ECLI:NL:RBDHA:2019:6841
Rechtbank Den Haag
- Eerste aanleg - enkelvoudig
- Rechtspraak.nl
Verweigerde verblijfsvergunning asiel op basis van Dublinverordening en gezinsvorming
In deze zaak heeft de Rechtbank Den Haag op 22 mei 2019 uitspraak gedaan in een bestuursrechtelijke procedure betreffende de aanvraag van eiser, een Azerbeidzjaanse nationaliteit, voor een verblijfsvergunning asiel voor bepaalde tijd. De Staatssecretaris van Justitie en Veiligheid, verweerder, heeft de aanvraag niet in behandeling genomen op grond van de Dublinverordening, omdat Duitsland verantwoordelijk is voor de behandeling van de aanvraag. Eiser heeft hiertegen beroep ingesteld.
Tijdens de zitting op 21 mei 2019 heeft eiser, bijgestaan door zijn gemachtigde, zijn standpunt toegelicht. Eiser betoogde dat verweerder een te restrictieve uitleg geeft van het begrip 'gezin' en dat er bijzondere individuele omstandigheden zijn die aanleiding zouden moeten geven om zijn aanvraag in behandeling te nemen. Eiser heeft in Duitsland een relatie opgebouwd met mevrouw [A], die zwanger is en medische problemen heeft. Hij stelde dat de overdracht aan Duitsland en de situatie van mevrouw [A] en haar kinderen naar Polen zou leiden tot onevenredige hardheid.

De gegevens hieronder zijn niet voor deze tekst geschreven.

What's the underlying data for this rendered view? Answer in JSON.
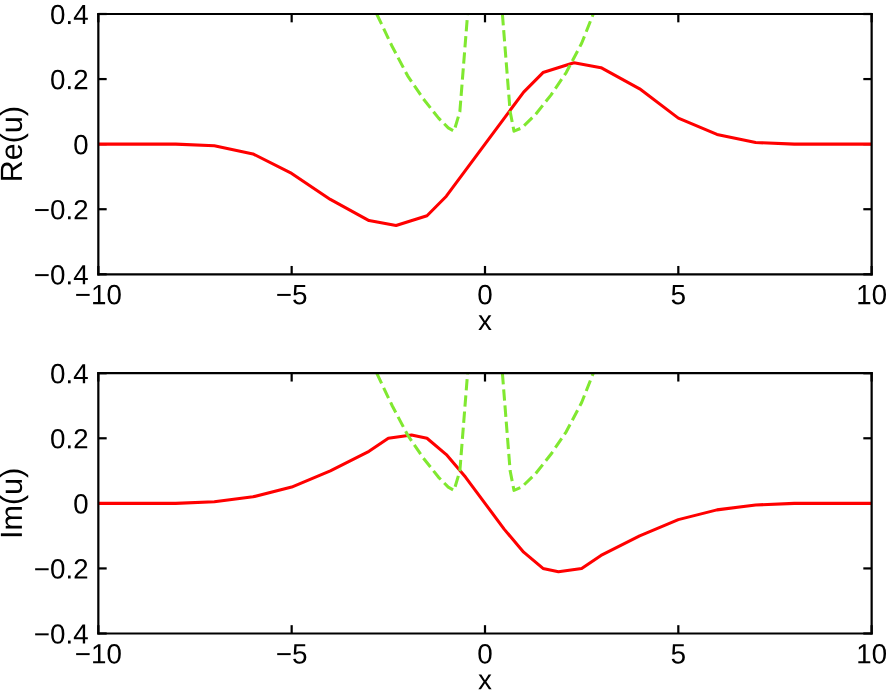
{
  "chart_data": [
    {
      "type": "line",
      "xlabel": "x",
      "ylabel": "Re(u)",
      "xlim": [
        -10,
        10
      ],
      "ylim": [
        -0.4,
        0.4
      ],
      "xticks": [
        -10,
        -5,
        0,
        5,
        10
      ],
      "yticks": [
        -0.4,
        -0.2,
        0,
        0.2,
        0.4
      ],
      "grid": false,
      "series": [
        {
          "color": "#ff0000",
          "line_style": "solid",
          "x": [
            -10,
            -8,
            -7,
            -6,
            -5,
            -4,
            -3,
            -2.3,
            -1.5,
            -1,
            -0.5,
            0,
            0.5,
            1,
            1.5,
            2.3,
            3,
            4,
            5,
            6,
            7,
            8,
            10
          ],
          "values": [
            0,
            0,
            -0.005,
            -0.03,
            -0.09,
            -0.17,
            -0.235,
            -0.25,
            -0.22,
            -0.16,
            -0.08,
            0,
            0.08,
            0.16,
            0.22,
            0.25,
            0.235,
            0.17,
            0.08,
            0.03,
            0.005,
            0,
            0
          ]
        },
        {
          "color": "#80e830",
          "line_style": "dashed",
          "x": [
            -2.8,
            -2.4,
            -2,
            -1.6,
            -1.2,
            -0.95,
            -0.8,
            -0.65,
            -0.55,
            -0.45,
            0,
            0.45,
            0.55,
            0.65,
            0.75,
            0.95,
            1.3,
            1.7,
            2.1,
            2.5,
            2.8
          ],
          "values": [
            0.4,
            0.3,
            0.21,
            0.14,
            0.08,
            0.05,
            0.04,
            0.1,
            0.25,
            0.4,
            null,
            0.4,
            0.25,
            0.1,
            0.04,
            0.05,
            0.09,
            0.15,
            0.22,
            0.31,
            0.4
          ]
        }
      ]
    },
    {
      "type": "line",
      "xlabel": "x",
      "ylabel": "Im(u)",
      "xlim": [
        -10,
        10
      ],
      "ylim": [
        -0.4,
        0.4
      ],
      "xticks": [
        -10,
        -5,
        0,
        5,
        10
      ],
      "yticks": [
        -0.4,
        -0.2,
        0,
        0.2,
        0.4
      ],
      "grid": false,
      "series": [
        {
          "color": "#ff0000",
          "line_style": "solid",
          "x": [
            -10,
            -8,
            -7,
            -6,
            -5,
            -4,
            -3,
            -2.5,
            -1.9,
            -1.5,
            -1,
            -0.5,
            0,
            0.5,
            1,
            1.5,
            1.9,
            2.5,
            3,
            4,
            5,
            6,
            7,
            8,
            10
          ],
          "values": [
            0,
            0,
            0.005,
            0.02,
            0.05,
            0.1,
            0.16,
            0.2,
            0.21,
            0.2,
            0.15,
            0.08,
            0,
            -0.08,
            -0.15,
            -0.2,
            -0.21,
            -0.2,
            -0.16,
            -0.1,
            -0.05,
            -0.02,
            -0.005,
            0,
            0
          ]
        },
        {
          "color": "#80e830",
          "line_style": "dashed",
          "x": [
            -2.8,
            -2.4,
            -2,
            -1.6,
            -1.2,
            -0.95,
            -0.8,
            -0.65,
            -0.55,
            -0.45,
            0,
            0.45,
            0.55,
            0.65,
            0.75,
            0.95,
            1.3,
            1.7,
            2.1,
            2.5,
            2.8
          ],
          "values": [
            0.4,
            0.3,
            0.21,
            0.14,
            0.08,
            0.05,
            0.04,
            0.1,
            0.25,
            0.4,
            null,
            0.4,
            0.25,
            0.1,
            0.04,
            0.05,
            0.09,
            0.15,
            0.22,
            0.31,
            0.4
          ]
        }
      ]
    }
  ]
}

De rechtbank overwoog dat verweerder in zijn algemeenheid mag uitgaan van het interstatelijk vertrouwensbeginsel ten opzichte van Duitsland en dat eiser niet aannemelijk heeft gemaakt dat Duitsland zijn verdragsverplichtingen niet zal nakomen. De rechtbank oordeelde dat de medische gronden die eiser aanvoerde onvoldoende onderbouwd waren en dat er geen sprake was van een gezin zoals bedoeld in de Dublinverordening. De rechtbank verklaarde het beroep ongegrond en er was geen aanleiding voor een proceskostenveroordeling.